When I ask her what "solution" there might be to prevent the
European collapse of which she speaks, Ms. Fallaci flares up like a
lit match. "How do you dare to ask me for a solution? It's like
asking Seneca for a solution. You remember what he did?" She then
says "Phwah, phwah," and gestures at slashing her wrists. "He
committed suicide!" Seneca was accused of being involved in a plot
to murder the emperor Nero. Without a trial, he was ordered by Nero
to kill himself. One senses that Ms. Fallaci sees in Islam the
shadow of Nero. "What could Seneca do?" she asks, with a discernible
shudder. "He knew it would end that way--with the fall of the Roman
Empire. But he could do nothing."
The impending Fall of the West, as she sees it, now torments Ms.

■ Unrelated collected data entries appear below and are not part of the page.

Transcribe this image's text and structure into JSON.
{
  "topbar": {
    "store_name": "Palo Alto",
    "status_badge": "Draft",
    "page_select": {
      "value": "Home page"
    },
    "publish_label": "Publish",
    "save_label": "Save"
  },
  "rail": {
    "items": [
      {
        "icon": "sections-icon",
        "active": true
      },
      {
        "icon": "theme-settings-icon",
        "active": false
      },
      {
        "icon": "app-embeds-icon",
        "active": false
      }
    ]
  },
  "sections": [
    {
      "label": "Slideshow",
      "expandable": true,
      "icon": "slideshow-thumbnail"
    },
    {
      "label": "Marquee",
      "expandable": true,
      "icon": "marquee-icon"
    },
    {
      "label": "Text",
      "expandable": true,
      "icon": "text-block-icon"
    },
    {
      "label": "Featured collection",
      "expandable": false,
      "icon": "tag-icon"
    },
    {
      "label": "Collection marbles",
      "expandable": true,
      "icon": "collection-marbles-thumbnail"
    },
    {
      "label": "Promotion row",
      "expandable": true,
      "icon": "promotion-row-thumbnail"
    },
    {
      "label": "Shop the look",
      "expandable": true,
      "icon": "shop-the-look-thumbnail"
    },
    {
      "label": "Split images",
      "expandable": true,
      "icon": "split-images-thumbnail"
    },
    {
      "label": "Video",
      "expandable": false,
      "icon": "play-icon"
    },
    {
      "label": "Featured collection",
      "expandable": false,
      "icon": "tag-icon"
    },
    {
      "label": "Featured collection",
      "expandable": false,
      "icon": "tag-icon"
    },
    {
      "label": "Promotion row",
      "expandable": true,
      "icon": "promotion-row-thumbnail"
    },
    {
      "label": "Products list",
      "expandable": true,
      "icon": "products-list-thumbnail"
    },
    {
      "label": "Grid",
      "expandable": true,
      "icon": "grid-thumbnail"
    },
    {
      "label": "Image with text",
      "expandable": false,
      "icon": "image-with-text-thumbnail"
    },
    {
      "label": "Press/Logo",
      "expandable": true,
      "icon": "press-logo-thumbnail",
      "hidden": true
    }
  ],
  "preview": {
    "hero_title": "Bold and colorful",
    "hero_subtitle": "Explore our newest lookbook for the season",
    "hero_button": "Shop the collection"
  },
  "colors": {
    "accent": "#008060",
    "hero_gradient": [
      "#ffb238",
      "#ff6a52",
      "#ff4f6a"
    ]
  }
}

Fallaci. And as much as that Fall, what torments her is the blithe
way in which the West is marching toward its precipice of choice.
"Look at the school system of the West today. Students do not know
history! They don't, for Christ's sake. They don't know who
Churchill was! In Italy, they don't even know who Cavour was!"--a
reference to Count Camillo Benso di Cavour, the conservative father,
with the radical Garibaldi, of Modern Italy. Ms. Fallaci, rarely
reverent, pauses here to reflect on the man, and on the question of
where all the conservatives have gone in Europe. "In the beginning,
I was dismayed, and I asked, how is it possible that we do not have
Cavour . . . just one Cavour, uno? He was a revolutionary, and yes,
he was not of the left. Italy needs a Cavour--Europe needs a
Cavour." Ms. Fallaci describes herself, too, as "a
revolutionary"--"because I do what conservatives in Europe don't do,
which is that I don't accept to be treated like a delinquent." She
professes to "cry, sometimes, because I'm not 20 years younger, and
I'm not healthy. But if I were, I would even sacrifice my writing to
enter politics somehow."
Here she pauses to light a slim black cigarillo, and then to take a
sip of champagne. Its chill makes her grimace, but fortified, she
returns to vehement speech, more clearly evocative of Oswald
Spengler than at any time in our interview. "You cannot survive if
you do not know the past. We know why all the other civilizations
have collapsed--from an excess of welfare, of richness, and from
lack of morality, of spirituality." (She uses "welfare" here in the
sense of well-being, so she is talking, really, of decadence.) "The
moment you give up your principles, and your values . . . the moment
you laugh at those principles, and those values, you are dead, your
culture is dead, your civilization is dead. Period." The force with
which she utters the word "dead" here is startling. I reach for my
flute of champagne, as if for a crutch.